In connection with the debt refinancing, third-party debt issuance costs of $9 million that did not qualify for deferral were expensed and included in selling, general and administrative expenses in the accompanying Condensed Consolidated Statements of Operations for the three and six months ended June 30, 2025.
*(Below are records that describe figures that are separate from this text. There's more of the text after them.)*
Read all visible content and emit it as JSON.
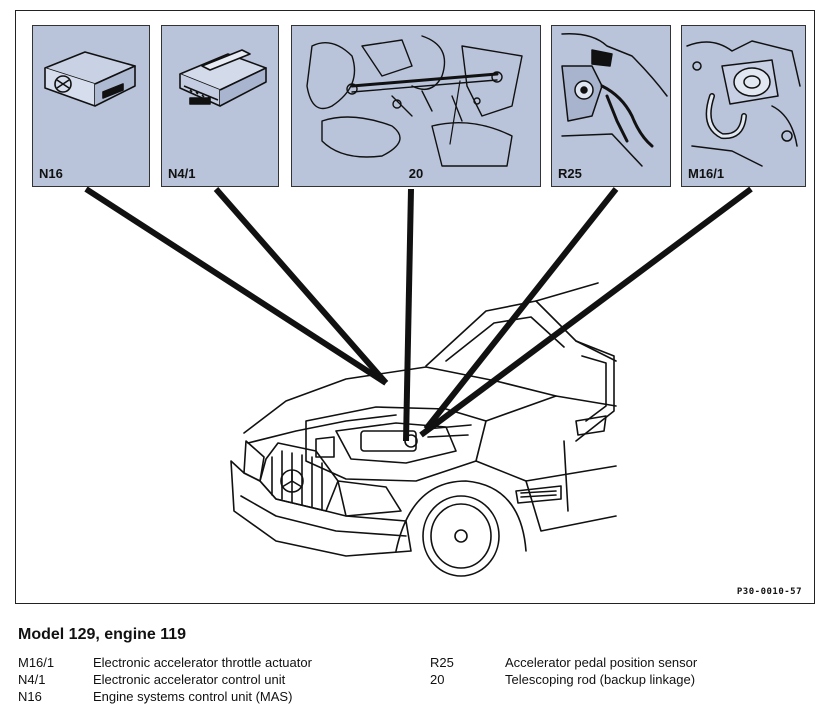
{
  "diagram": {
    "callouts": [
      {
        "id": "N16",
        "label": "N16"
      },
      {
        "id": "N4_1",
        "label": "N4/1"
      },
      {
        "id": "r20",
        "label": "20"
      },
      {
        "id": "R25",
        "label": "R25"
      },
      {
        "id": "M16_1",
        "label": "M16/1"
      }
    ],
    "doc_ref": "P30-0010-57",
    "panel_color": "#b9c4da"
  },
  "caption": {
    "heading": "Model 129, engine 119",
    "legend_left": [
      {
        "code": "M16/1",
        "desc": "Electronic accelerator throttle actuator"
      },
      {
        "code": "N4/1",
        "desc": "Electronic accelerator control unit"
      },
      {
        "code": "N16",
        "desc": "Engine systems control unit (MAS)"
      }
    ],
    "legend_right": [
      {
        "code": "R25",
        "desc": "Accelerator pedal position sensor"
      },
      {
        "code": "20",
        "desc": "Telescoping rod (backup linkage)"
      }
    ]
  }
}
Unused Commitments and Borrowing Availability

Nexstar and Mission had $586 million (net of outstanding standby letters of credit of $20 million) and $14 million, respectively, of unused revolving loan commitments under their senior secured credit facilities, all of which were available for borrowing, based on the covenant calculations as of June 30, 2025. The Company’s ability to access funds under the senior secured credit facilities depends, in part, on its compliance with certain financial covenants. As of June 30, 2025, the Company was in compliance with its financial covenants.

Collateralization and Guarantees of Debt

The Company’s credit facilities described above are collateralized by a security interest in substantially all the combined assets, excluding FCC licenses, the other assets of consolidated VIEs unavailable to creditors of Nexstar (see Note 2) and the assets of The CW. Nexstar (excluding The CW) guarantees full payment of all obligations incurred under the Mission senior secured credit facility in the event of Mission’s default. Mission is a guarantor of Nexstar’s senior secured credit facility, Nexstar’s 5.625% Notes, due July 2027 and Nexstar’s 4.75% Notes, due November 2028.

In consideration of Nexstar’s guarantee of the Mission senior secured credit facility, Mission has granted Nexstar purchase options to acquire the assets and assume the liabilities of each Mission station, subject to FCC consent. These option agreements, which expire on various dates between 2026 and 2034, are freely exercisable or assignable by Nexstar without consent or approval by Mission. The Company expects these option agreements to be renewed upon expiration.

Debt Covenants

The Nexstar credit agreement (senior secured credit facility) contains a covenant which requires Nexstar to comply with a maximum consolidated first lien net leverage ratio of 4.25:1.00. Pursuant to the amended Nexstar credit agreement, this covenant ratio at Nexstar’s election will increase to 4.75:1.00 with respect to the last day of the fiscal quarter during which a Material Transaction (as defined therein) shall have been consummated and the last day of each of the immediately following three consecutive fiscal quarters; provided that no more than two such elections will be made over the life of the facility. The financial covenant, which is formally calculated on a quarterly basis, is based on the combined results of the Company, excluding the operating results of The CW, which Nexstar designated as an unrestricted subsidiary under its credit agreements and indentures. The Mission amended credit agreement does not contain financial covenant ratio requirements but does provide for default in the event Nexstar does not comply with all covenants contained in its credit agreement. As of June 30, 2025, the Company was in compliance with its financial covenants.